Tutaj zadajemy pytania na temat opinii o konkretnych egzemplarzach.

Postprzez placebo » 29 gru 2013, 12:26

Witam.
Czy jest warta zainteresowania według Was?
Obrazek
Może ktoś widział lub może podjechać i zobaczyć, bo mam do niej 400km w jedną stronę.
Z góry dzięki za wszelką pomoc.
http://allegro.pl/mazda-323f-lift-sport ... 65945.html
Pozdrawiam
Forumowicz
 
Od: 12 maja 2013, 13:20
Posty: 47
Skąd: Lublin
Auto: Toyota Starlet 1997

Postprzez Vaderek » 3 sty 2014, 12:10

Witam!
Widziałem ten samochód. Nie wygląda źle, ale też i szaleństwa nie ma.
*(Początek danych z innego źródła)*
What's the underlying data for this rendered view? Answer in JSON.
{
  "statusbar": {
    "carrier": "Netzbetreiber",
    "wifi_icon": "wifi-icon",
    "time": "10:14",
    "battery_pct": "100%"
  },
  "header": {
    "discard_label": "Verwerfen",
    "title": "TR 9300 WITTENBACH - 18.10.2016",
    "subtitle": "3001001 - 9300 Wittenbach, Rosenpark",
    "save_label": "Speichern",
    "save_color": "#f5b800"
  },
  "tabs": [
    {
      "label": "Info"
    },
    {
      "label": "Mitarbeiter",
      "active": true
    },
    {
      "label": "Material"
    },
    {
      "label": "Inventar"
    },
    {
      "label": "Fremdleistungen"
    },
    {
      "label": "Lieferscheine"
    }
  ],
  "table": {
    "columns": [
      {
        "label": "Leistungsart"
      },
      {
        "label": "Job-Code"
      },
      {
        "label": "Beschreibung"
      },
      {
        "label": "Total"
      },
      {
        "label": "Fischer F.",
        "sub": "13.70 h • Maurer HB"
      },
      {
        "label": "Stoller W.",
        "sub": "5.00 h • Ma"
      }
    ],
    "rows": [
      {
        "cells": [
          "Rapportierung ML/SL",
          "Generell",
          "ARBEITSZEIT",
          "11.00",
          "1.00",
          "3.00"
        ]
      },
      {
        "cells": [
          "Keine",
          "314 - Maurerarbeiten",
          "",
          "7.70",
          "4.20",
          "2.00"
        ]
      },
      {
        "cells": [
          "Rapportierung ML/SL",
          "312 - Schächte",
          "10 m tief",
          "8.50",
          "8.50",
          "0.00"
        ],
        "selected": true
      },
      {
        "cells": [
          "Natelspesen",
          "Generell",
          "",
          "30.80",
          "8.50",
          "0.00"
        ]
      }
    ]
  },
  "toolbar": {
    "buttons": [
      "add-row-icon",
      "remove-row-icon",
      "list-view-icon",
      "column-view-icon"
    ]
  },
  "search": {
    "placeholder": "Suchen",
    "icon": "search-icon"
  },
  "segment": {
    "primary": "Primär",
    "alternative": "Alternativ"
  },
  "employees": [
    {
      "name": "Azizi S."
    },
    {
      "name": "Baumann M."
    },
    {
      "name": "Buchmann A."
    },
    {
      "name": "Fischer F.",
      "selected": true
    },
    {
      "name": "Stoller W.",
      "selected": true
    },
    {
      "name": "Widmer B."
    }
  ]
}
Auto było uderzone z przodu, handlarz ma do pokazania prawy przedni błotnik stosunkowo niewiele uszkodzony i twierdzi, ze tylko tam auto dostało, ale mam obawy, czy to prawda, bo pas przedni jest prostowany (dość nieelegancko zresztą), a zdjęć sprzed naprawy nie ma. Wiązki elektryczne m.in. do lamp zostały zerwane i naprawiono je tzw. lutem miękkim, czyli skręcono i zawinięto izolacją. Plastikowa osłona na silniku pęknięta, co może być wyłącznie przypadkiem, ale i nie musi. Z przodu silnika jakiś wężyk goni luzem, pan handlarz stwierdził szczerze, że nie wie od czego to jest, ale auto jeździ. Podejrzewam, że to faktycznie jakaś pierdółka, ale nie znam się na tyle, by się wypowiadać autorytatywnie.
Szyby w drzwiach przednich stanowią parę, ale są inne niż w reszcie auta – być może ten typ tak ma – nie chcę przesądzać. No i przedni zderzak zdecydowanie mógłby zostać zamocowany lepiej i estetyczniej – pod lampą spokojnie zmieścisz dwa palce.
Dodatkowo – silnik co kilkanaście/kilkadziesiąt sekund szarpie, jakby gubił pojedynczą iskrę.
Klima nie działa, bo podobno była demontowana przy naprawie samochodu. Właściciel wziął jej napełnienie na siebie – pytanie tylko, czy jest szczelna...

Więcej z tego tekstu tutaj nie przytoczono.